The Wealth Expectancy Report 2019 released by Standard Chartered Bank showed that India’s rich have a wealth expectancy of just USD 518,000 ( 3.67 crore). Wealth expectancy is the net worth that rich individuals are estimated to have at the age of 60. According to the report High Net Worth Individuals (HNWIs) have a wealth expectancy of USD 986,000 ( 7 crore) followed by USD 374,000 ( 2.65 crore) for the affluent and USD 195,000 ( 1.38 crore) for the emerging affluent. According to the bank, these figures are woefully short of funding retirement for the wealthy whose life expectancy at the age of 60 is 23. A net worth of USD 518,000 will give monthly consumable wealth of just USD 1,332 ( 94,485) according to the report far short of their current income of USD 4,969 and desired income of USD 4,449 per month. The consumable wealth is simply the running down of assets over time, given a life expectancy. The predicted wealth levels will fund their desired retirement lifestyle for just 5-9 years for the different sub-groups.

“India remains one of the most buoyant economies in the world, with a growing class of wealthy citizens to match. Yet Indian wealth creators have relatively small wealth expectancy, including a low level of statutory pensions, resulting in a large wealth expectancy gap: only 32 per cent will achieve more than half of their aspirations, and 68 per cent will be less than halfway there," said the report. The top goal of India’s wealth creators was children’s education, followed by setting up or funding their own business and buying an investment property.

The bank interviewed 1,000 wealth creators in the 10 markets covered in the study and used the financial information and used the financial information they provided to calculate their wealth expectancy. Wealth expectancy was calculated by taking the total net wealth at age 60, including financial assets and property assets, less any liabilities such as mortgages and child-raising expenses. Total wealth expectancy does not include any available state pension or other benefit provisions.

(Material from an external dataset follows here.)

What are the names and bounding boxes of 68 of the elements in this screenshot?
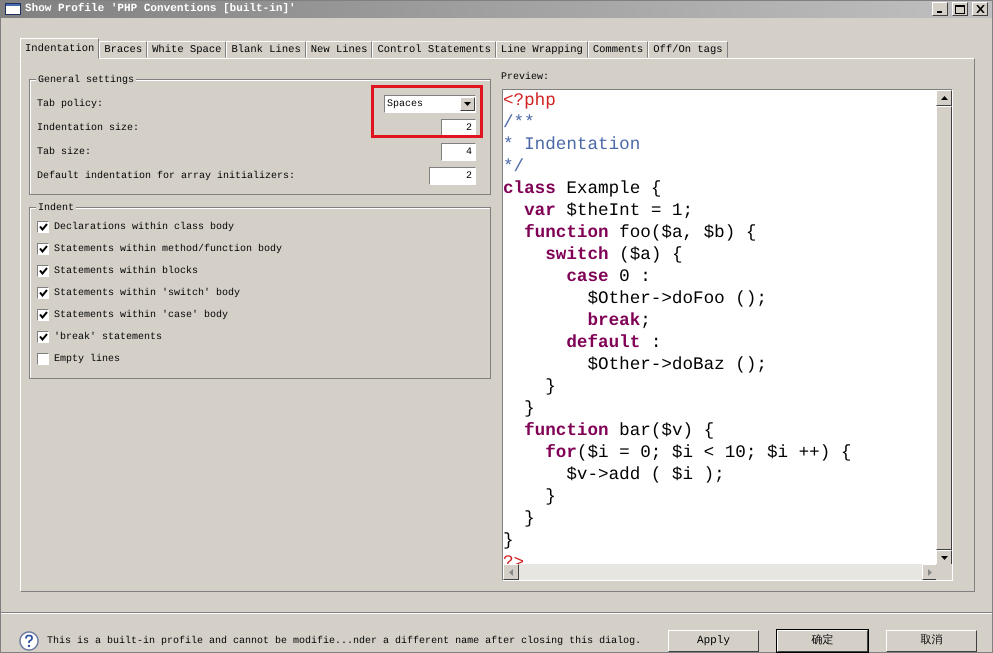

The report also found that 77 per cent of Indian wealth creators believe money is essential to happiness, more than in any other market in the study. In fact, wealth is considered so important that many Indian wealth creators are anxious about their financial future: 64 per cent of the affluent group said they worry so much about money that it affects their health, and 62 per cent of the emerging affluent felt so overwhelmed by financial planning they fail to put a plan in place at all. The emerging affluent are also the least likely group in India to seek professional investment advice, said the report.

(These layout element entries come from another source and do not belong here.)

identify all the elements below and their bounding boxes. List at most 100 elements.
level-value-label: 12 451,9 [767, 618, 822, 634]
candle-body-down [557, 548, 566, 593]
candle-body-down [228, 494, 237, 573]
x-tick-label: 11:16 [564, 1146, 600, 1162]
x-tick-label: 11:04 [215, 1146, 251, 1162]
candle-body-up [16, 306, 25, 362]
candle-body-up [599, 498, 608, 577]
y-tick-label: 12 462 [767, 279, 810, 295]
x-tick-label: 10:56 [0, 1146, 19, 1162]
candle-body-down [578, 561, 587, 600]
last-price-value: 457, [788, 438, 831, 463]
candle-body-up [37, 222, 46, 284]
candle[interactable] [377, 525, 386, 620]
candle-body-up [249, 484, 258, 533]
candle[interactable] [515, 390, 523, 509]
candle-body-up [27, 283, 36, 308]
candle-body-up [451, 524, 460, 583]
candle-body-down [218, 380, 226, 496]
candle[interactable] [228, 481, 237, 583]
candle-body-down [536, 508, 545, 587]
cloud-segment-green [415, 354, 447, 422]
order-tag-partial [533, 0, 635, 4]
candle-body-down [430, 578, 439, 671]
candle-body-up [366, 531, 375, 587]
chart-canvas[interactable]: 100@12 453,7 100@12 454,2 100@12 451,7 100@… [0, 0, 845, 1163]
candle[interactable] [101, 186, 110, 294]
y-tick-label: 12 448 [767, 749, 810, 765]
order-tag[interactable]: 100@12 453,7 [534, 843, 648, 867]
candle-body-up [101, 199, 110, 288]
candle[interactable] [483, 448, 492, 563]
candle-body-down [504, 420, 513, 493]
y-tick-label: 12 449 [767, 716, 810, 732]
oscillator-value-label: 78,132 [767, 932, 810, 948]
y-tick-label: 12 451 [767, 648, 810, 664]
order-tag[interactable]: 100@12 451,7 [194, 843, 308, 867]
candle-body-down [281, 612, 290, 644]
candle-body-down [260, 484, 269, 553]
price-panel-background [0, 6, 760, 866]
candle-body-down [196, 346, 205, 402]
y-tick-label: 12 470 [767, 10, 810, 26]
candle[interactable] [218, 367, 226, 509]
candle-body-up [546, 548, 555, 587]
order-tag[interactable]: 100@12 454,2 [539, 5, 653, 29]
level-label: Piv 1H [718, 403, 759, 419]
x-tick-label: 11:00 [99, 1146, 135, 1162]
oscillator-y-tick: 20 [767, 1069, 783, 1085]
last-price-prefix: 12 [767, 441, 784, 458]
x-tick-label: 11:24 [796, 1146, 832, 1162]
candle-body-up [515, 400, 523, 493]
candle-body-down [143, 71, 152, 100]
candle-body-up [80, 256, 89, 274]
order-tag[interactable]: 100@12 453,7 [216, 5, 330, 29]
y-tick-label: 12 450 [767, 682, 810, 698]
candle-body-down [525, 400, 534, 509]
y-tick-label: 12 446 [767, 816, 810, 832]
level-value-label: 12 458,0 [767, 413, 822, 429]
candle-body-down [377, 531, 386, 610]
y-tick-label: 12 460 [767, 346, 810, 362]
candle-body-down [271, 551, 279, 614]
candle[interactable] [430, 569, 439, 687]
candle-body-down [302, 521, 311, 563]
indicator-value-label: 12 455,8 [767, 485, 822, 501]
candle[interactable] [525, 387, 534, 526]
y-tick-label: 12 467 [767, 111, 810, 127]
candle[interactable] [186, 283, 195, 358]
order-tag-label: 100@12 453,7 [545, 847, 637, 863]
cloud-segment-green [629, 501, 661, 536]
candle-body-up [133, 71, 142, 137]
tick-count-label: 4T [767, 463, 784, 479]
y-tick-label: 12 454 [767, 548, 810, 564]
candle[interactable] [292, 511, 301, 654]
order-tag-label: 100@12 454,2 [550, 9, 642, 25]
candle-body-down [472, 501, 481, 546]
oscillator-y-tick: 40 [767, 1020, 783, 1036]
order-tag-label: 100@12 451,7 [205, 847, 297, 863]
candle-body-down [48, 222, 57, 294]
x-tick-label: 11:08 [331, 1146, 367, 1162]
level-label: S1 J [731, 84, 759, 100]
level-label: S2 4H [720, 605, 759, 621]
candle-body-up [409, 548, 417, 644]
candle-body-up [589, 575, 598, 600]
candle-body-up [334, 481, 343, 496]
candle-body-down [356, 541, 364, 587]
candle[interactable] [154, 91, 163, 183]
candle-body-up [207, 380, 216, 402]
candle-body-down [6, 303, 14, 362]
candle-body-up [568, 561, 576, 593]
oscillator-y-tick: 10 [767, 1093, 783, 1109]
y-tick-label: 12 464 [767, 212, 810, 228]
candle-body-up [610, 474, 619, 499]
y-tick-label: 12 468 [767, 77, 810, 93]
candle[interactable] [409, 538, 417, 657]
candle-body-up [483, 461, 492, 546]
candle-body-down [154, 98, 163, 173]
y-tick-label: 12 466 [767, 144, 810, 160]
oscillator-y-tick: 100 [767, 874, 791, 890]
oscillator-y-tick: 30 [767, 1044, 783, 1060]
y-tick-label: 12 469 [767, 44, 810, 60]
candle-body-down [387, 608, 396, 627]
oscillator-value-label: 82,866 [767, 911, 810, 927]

“In our clients, we see that people are not even thinking about retirement. They are mostly saving for short term goals. Whatever retirement saving is there is mostly through mandatory deductions like EPF," said Vinit Iyer, a Pune-based independent financial advisor. The report’s findings highlight the importance of a stronger push towards retirement savings in India’s financial system. They also highlight the risk of decreasing the percentage of mandatory contributions to instruments like EPF.